Unbekannte setzen große Puppe ins Gleis – Lokführer erleidet Schock

Unbekannte haben in Marsberg eine menschengroße Puppe in ein Eisenbahngleisbett gesetzt. Der Lokführer, der die Puppe mit seinem Zug überrollte, erlitt einen Schock. Die Polizei ermittelt.
Reste der Puppe liegen neben den Gleisen. © picture alliance/dpa/Bundespolizei

Unbekannte haben auf einer Bahnstrecke im sauerländischen Marsberg eine große selbstgebastelte Puppe ins Gleisbett gesetzt und damit einen Großeinsatz von Polizei und Feuerwehr ausgelöst. Wie die Bundespolizei am Donnerstag mitteilte, hatte der Lokführer eines Regionalzuges auf der Fahrt von Warburg nach Meschede die Puppe trotz eingeleiteter Schnellbremsung überfahren.

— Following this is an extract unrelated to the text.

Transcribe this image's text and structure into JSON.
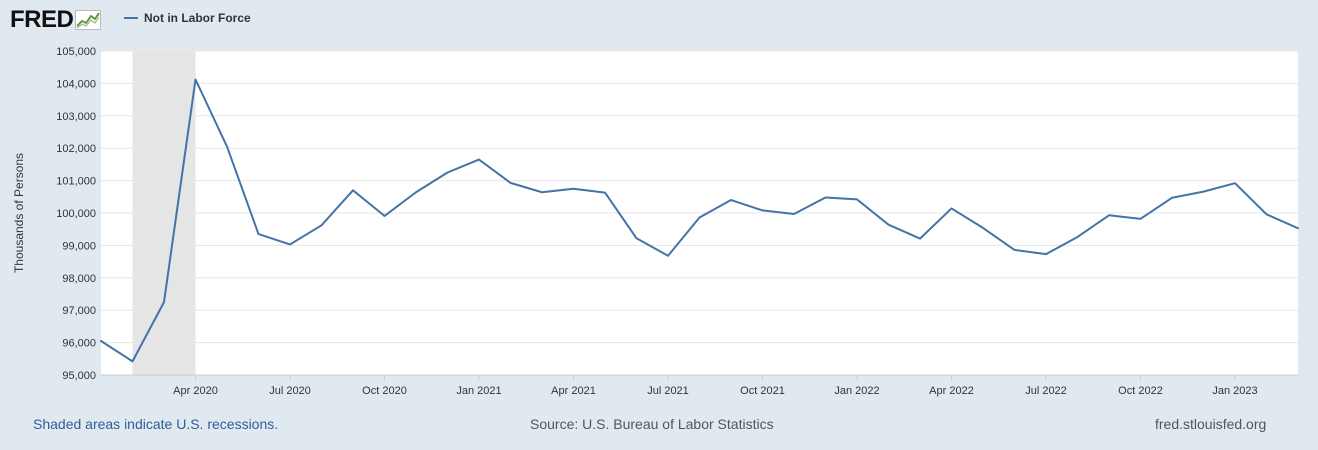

Der 49-Jährige, der glaubte, es handele sich um einen Menschen, erlitt einen Schock. Einsatzkräfte suchten die Gleise am Mittwochabend ab und fanden zunächst Kleidung unter dem Zug. Dann stellte sich aber heraus, dass es sich um eine aus Holz und Füllmaterial gebaute Puppe handelte – ähnlich einer Vogelscheuche.

Die Polizei leitete ein Strafverfahren wegen gefährlichen Eingriffs in den Bahnverkehr ein. Die Fahrgäste des Regionalzugs wurden mit Taxis zu ihren Zielen gebracht. Die Bahnstrecke zwischen Hagen und Marsberg musste für mehr als zwei Stunden gesperrt werden.